UDP is ideal for time-sensitive applications where losing some data is preferable to waiting for retransmissions. If Maria were video-chatting with her friend about the flight status, the application would likely use UDP for the video/audio and TCP for chat messages and control signals.
Network Layer (3): The segment acquires a header with source and destination IP addresses, forming a packet. Now Maria's message has both her return address and the airline server's address.
Data Link Layer (2): Adds header and trailer with MAC addresses, creating a frame. This adds the specific information needed to get Maria's request to the first stop on its journey, her local internet gateway.
Physical Layer (1): Converts information into bits represented as signals (electrical, optical, or radio) for transmission over the physical medium. Maria's request leaves her laptop as electrical signals through her router.
Data Transmission Path
Maria's flight status request now travels through the network following a specific path:
Source Device: The request originates from Maria's laptop in New York and passes down through all layers of the protocol stack, with each layer adding its header information. By the time it leaves her device, the original data has been transformed into bits within a frame.
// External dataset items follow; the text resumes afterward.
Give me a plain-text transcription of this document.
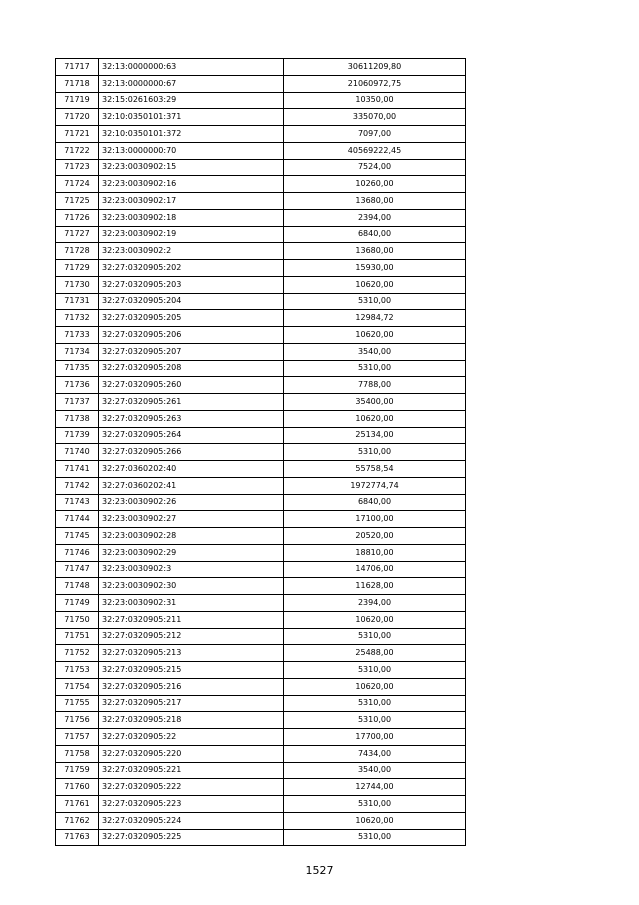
71717	32:13:0000000:63	30611209,80
71718	32:13:0000000:67	21060972,75
71719	32:15:0261603:29	10350,00
71720	32:10:0350101:371	335070,00
71721	32:10:0350101:372	7097,00
71722	32:13:0000000:70	40569222,45
71723	32:23:0030902:15	7524,00
71724	32:23:0030902:16	10260,00
71725	32:23:0030902:17	13680,00
71726	32:23:0030902:18	2394,00
71727	32:23:0030902:19	6840,00
71728	32:23:0030902:2	13680,00
71729	32:27:0320905:202	15930,00
71730	32:27:0320905:203	10620,00
71731	32:27:0320905:204	5310,00
71732	32:27:0320905:205	12984,72
71733	32:27:0320905:206	10620,00
71734	32:27:0320905:207	3540,00
71735	32:27:0320905:208	5310,00
71736	32:27:0320905:260	7788,00
71737	32:27:0320905:261	35400,00
71738	32:27:0320905:263	10620,00
71739	32:27:0320905:264	25134,00
71740	32:27:0320905:266	5310,00
71741	32:27:0360202:40	55758,54
71742	32:27:0360202:41	1972774,74
71743	32:23:0030902:26	6840,00
71744	32:23:0030902:27	17100,00
71745	32:23:0030902:28	20520,00
71746	32:23:0030902:29	18810,00
71747	32:23:0030902:3	14706,00
71748	32:23:0030902:30	11628,00
71749	32:23:0030902:31	2394,00
71750	32:27:0320905:211	10620,00
71751	32:27:0320905:212	5310,00
71752	32:27:0320905:213	25488,00
71753	32:27:0320905:215	5310,00
71754	32:27:0320905:216	10620,00
71755	32:27:0320905:217	5310,00
71756	32:27:0320905:218	5310,00
71757	32:27:0320905:22	17700,00
71758	32:27:0320905:220	7434,00
71759	32:27:0320905:221	3540,00
71760	32:27:0320905:222	12744,00
71761	32:27:0320905:223	5310,00
71762	32:27:0320905:224	10620,00
71763	32:27:0320905:225	5310,00
1527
LAN Infrastructure: The frame travels from Maria's laptop to her home's Wi-Fi router, which forwards it based on MAC addresses.
Router: The router strips the frame to access the packet, examines the IP addresses, determines the best route, and forwards it toward Tokyo Airlines' servers.
Internet/WAN: The packet traverses multiple routers across different networks spanning continents, with each router making independent forwarding decisions to move Maria's request closer to its destination in Japan.
Destination Network: Upon reaching Tokyo Airlines' network, the packet is delivered to the appropriate server based on routing information.
Destination Device: The frame arrives at the airline's web server, which processes it upward through the protocol stack, removing each layer's header. The process reverses:
- Frame → Packet → Segment → Data
The original flight status request reaches the web application, which queries its database and prepares a response showing that flight JL123 is "On Time."
The response then follows the same process in reverse, beginning at the application layer of the airline's server and working down through encapsulation, across the internet, and up through the protocol layers of Maria's laptop, until finally, her browser displays "Flight JL123: On Time" on her screen.
This process occurs bidirectionally, allowing for request-response communication between systems. At each step, the networking devices operate only at their relevant layers: switches primarily at Layer 2, routers at Layer 3, and end devices across all layers.